LiveNodeBuilder composing selected adapter factories and NautilusKernel, followed by ordered data connection, cache population, execution connection, reconciliation and the running engine loop.

Diagram: Live Trading Component Mapping

TradingNode and LiveNode Lifecycle

The live system follows a strict sequence to ensure instruments are cached before execution clients attempt to load them.

Startup Sequencing

  1. Connect Data Clients: Instruments arrive as buffered DataEvents
  2. Flush Pending Data: Drain the channel receivers until the cache is populated via flush_pending_data
  3. Connect Execution Clients: Clients can now find instruments in the cache
  4. Reconciliation: Run the initial state alignment

Rust-Native Lifecycle (NodeState)

The LiveNode tracks its lifecycle through the NodeState enum:

State Discriminant Description
Idle 0 Initial state before starting
Starting 1 Transitioning through connection phases
Running 2 Actively processing the event loop
ShuttingDown 3 Graceful stop initiated
Stopped 4 Final state after cleanup

For details, see TradingNode Architecture.

Live Engine Configuration

Live engines extend core functionality with asynchronous queue processing and specialized reconciliation logic.

  • LiveDataEngine: Handles asynchronous data ingestion. Configurable via LiveDataEngineConfig which includes qsize and graceful_shutdown_on_exception
  • LiveExecutionEngine: Manages the live execution lifecycle, including inflight_check_interval_ms, reconciliation settings, and open_check_interval_secs
  • LiveRiskEngine: Provides live-specific risk validation with queue management

For details, see Live Engine Configuration.

Execution Reconciliation

Execution reconciliation aligns the venue's actual order and position state with the system's internal state. This is critical for recovering from lost network messages or system restarts.

Reconciliation Flow

Interactive Brokers execution path showing broker reports returning through ExecutionEngine to reconcile cache, portfolio and strategy-visible events.

Diagram: Execution Reconciliation Procedure

Key Concepts

  • In-flight Orders: Orders awaiting venue acknowledgement (SUBMITTED, PENDING_UPDATE, PENDING_CANCEL)
  • Submit Outcome Policy: Adapters only emit OrderRejected when the venue proves non-acceptance; transport errors leave orders "in-flight" for reconciliation to resolve
  • Reconciliation Events: Rust reconciliation logic under crates/execution/src/reconciliation/ turns venue reports into typed order, fill, and position updates while preserving correlation and deduplication rules.

For details, see State Persistence and Recovery.

Client Factory Pattern

The live system utilizes a builder and factory pattern to register and build venue-specific clients and plugins.

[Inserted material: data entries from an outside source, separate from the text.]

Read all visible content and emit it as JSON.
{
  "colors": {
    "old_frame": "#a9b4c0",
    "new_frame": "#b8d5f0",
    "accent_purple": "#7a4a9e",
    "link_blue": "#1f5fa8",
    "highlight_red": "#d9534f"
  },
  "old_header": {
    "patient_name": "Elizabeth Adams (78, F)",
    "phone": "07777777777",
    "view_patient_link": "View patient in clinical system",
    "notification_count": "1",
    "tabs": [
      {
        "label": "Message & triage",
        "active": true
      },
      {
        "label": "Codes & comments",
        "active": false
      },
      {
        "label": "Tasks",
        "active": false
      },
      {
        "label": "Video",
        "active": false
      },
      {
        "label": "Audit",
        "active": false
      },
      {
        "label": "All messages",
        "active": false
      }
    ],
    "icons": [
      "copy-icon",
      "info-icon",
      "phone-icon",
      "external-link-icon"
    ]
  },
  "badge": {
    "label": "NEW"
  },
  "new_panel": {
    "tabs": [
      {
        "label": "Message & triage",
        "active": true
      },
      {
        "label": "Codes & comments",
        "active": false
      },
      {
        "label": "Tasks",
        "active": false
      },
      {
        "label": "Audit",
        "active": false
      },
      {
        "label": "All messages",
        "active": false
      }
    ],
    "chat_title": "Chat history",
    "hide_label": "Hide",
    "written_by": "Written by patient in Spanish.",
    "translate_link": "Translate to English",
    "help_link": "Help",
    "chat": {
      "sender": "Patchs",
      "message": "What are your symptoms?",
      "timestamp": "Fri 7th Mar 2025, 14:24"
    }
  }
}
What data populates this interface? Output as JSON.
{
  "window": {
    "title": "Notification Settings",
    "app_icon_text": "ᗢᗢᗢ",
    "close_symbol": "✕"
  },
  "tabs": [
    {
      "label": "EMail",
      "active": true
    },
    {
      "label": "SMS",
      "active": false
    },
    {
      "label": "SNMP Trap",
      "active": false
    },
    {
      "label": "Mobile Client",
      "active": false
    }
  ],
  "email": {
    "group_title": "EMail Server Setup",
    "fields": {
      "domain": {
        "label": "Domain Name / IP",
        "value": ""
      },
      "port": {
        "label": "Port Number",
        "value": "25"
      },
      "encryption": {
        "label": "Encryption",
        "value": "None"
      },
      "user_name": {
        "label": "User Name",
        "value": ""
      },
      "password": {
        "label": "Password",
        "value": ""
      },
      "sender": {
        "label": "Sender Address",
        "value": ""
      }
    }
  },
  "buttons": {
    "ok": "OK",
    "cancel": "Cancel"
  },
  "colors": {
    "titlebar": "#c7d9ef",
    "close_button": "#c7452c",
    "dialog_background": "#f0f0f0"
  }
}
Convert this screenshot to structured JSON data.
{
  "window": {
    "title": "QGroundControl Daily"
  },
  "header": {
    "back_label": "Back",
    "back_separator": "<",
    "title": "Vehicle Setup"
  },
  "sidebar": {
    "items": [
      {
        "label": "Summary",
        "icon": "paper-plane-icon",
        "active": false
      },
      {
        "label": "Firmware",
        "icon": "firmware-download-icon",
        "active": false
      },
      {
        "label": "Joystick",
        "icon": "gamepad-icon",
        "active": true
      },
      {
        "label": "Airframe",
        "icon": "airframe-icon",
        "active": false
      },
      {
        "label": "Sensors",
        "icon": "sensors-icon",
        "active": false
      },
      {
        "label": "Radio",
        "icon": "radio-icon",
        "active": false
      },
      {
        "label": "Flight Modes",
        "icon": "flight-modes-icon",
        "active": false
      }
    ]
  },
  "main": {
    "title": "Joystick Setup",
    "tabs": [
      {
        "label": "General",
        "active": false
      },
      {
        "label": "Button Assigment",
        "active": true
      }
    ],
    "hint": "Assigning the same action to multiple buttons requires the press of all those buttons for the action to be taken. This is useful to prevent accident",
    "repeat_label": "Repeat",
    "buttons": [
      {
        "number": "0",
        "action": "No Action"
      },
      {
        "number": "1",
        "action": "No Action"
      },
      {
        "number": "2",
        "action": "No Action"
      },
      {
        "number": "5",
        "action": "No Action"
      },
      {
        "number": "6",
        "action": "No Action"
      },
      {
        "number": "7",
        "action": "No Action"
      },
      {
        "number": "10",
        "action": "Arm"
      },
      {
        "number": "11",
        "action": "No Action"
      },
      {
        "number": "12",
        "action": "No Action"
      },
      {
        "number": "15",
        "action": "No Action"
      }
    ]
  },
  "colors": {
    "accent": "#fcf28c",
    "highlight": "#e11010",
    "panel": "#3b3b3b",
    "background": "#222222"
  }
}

  • LiveNodeBuilder: Provides a fluent interface in Rust to add strategies, execution algorithms, and data/execution clients
  • LiveNodeBuilder: Coordinates node assembly and registers Rust data and execution client factories.
  • Reconciliation Reports: All adapter execution clients follow a standard procedure, calling generate_order_status_reports, generate_fill_reports, and generate_position_status_reports to produce an ExecutionMassStatus

For details, see Client Factory Pattern.